In a recent video interview with Pharmaceutical Commerce, Brad Stewart, the national life sciences co-leader at BDO, discussed the significant challenges that tariffs present for the reshoring of manufacturing services within the life sciences industry. Stewart highlighted the intricate nature of supply chains in this sector, which are characterized as large, long, highly-regulated, and resistant to change. This complexity is compounded by the uncertainty regarding how future administrations may alter tariff policies, necessitating careful consideration when making reshoring decisions.
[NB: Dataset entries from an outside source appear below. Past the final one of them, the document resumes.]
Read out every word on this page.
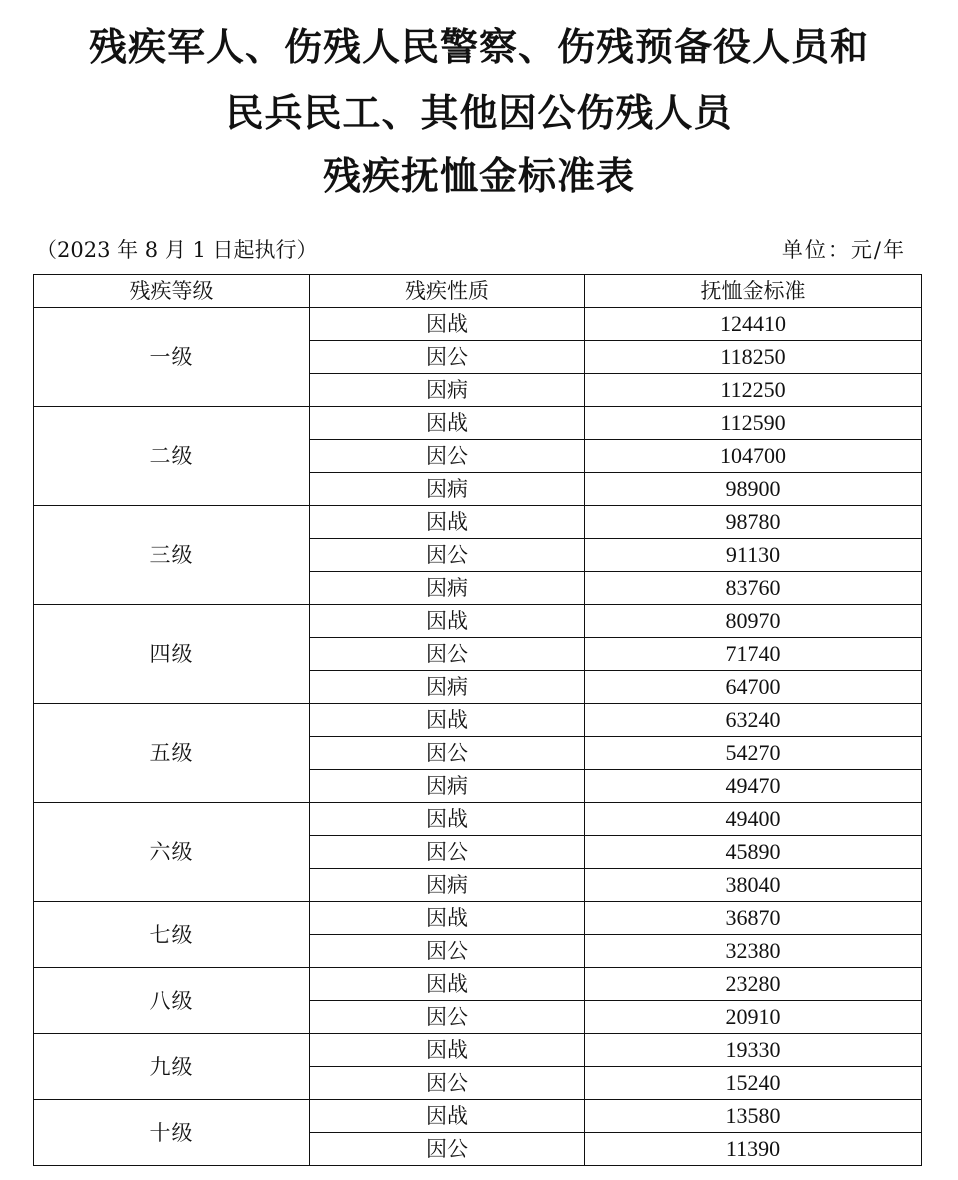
残疾军人、伤残人民警察、伤残预备役人员和
民兵民工、其他因公伤残人员
残疾抚恤金标准表
（2023 年 8 月 1 日起执行）	单位：元/年
残疾等级	残疾性质	抚恤金标准
一级	因战	124410
	因公	118250
	因病	112250
二级	因战	112590
	因公	104700
	因病	98900
三级	因战	98780
	因公	91130
	因病	83760
四级	因战	80970
	因公	71740
	因病	64700
五级	因战	63240
	因公	54270
	因病	49470
六级	因战	49400
	因公	45890
	因病	38040
七级	因战	36870
	因公	32380
八级	因战	23280
	因公	20910
九级	因战	19330
	因公	15240
十级	因战	13580
	因公	11390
According to Stewart, the life sciences supply chain encompasses not only finished products but also the raw materials and components sourced globally. Typically, drug substance production occurs in one country, while the fill-finish processes are conducted in another. The fluctuating tariffs on goods at various production stages further complicate these operations, especially when interwoven with elements such as transfer pricing and taxes. Consequently, Stewart argues that companies must develop robust strategies to manage these types of risks more effectively.
To mitigate these challenges, Stewart advocates for a shift towards increased manufacturing capacity within the United States. Although this may incur higher initial costs, he asserts that such a move can provide manufacturers with greater stability amid evolving tariff and tax climates. Stewart noted that while establishing new manufacturing facilities in the U.S. comes with its own set of expenses, it is a prudent decision for companies making long-term investments. This approach allows firms to manage risks more efficiently, enabling them to concentrate on their primary mission of producing life-saving products.
During the interview, Stewart also addressed the internal challenges faced by life sciences companies, revealing that nearly a quarter of CFOs in the sector have identified internal manufacturing constraints as a major obstacle. “There are a lot of different challenges hidden there,” he remarked. He pointed out that while large corporations like Pfizer have extensive global manufacturing operations, many smaller companies lack internal manufacturing capabilities and often rely on contract development and manufacturing organisations (CDMOs) for support.
Stewart elaborated on the struggles faced by these smaller entities, many of which are still in the discovery phase of drug development and moving towards clinical trials. “Some of those just don’t have the capability or capacity for internal manufacturing and wonder how to do that,” he explained. This confluence of challenges presents a particularly complicated landscape for firms attempting to navigate their growth during uncertain times.
The amended regulations under the Biosecure Act, proposed last year, add additional pressure by constraining relationships with potential Chinese partners involved in the production of biologics. The ongoing discussions around tariffs further obscure the future, leaving many within the sector uncertain about how to proceed. Stewart concluded that this unpredictability makes it exceedingly difficult for companies to devise effective plans and strategies.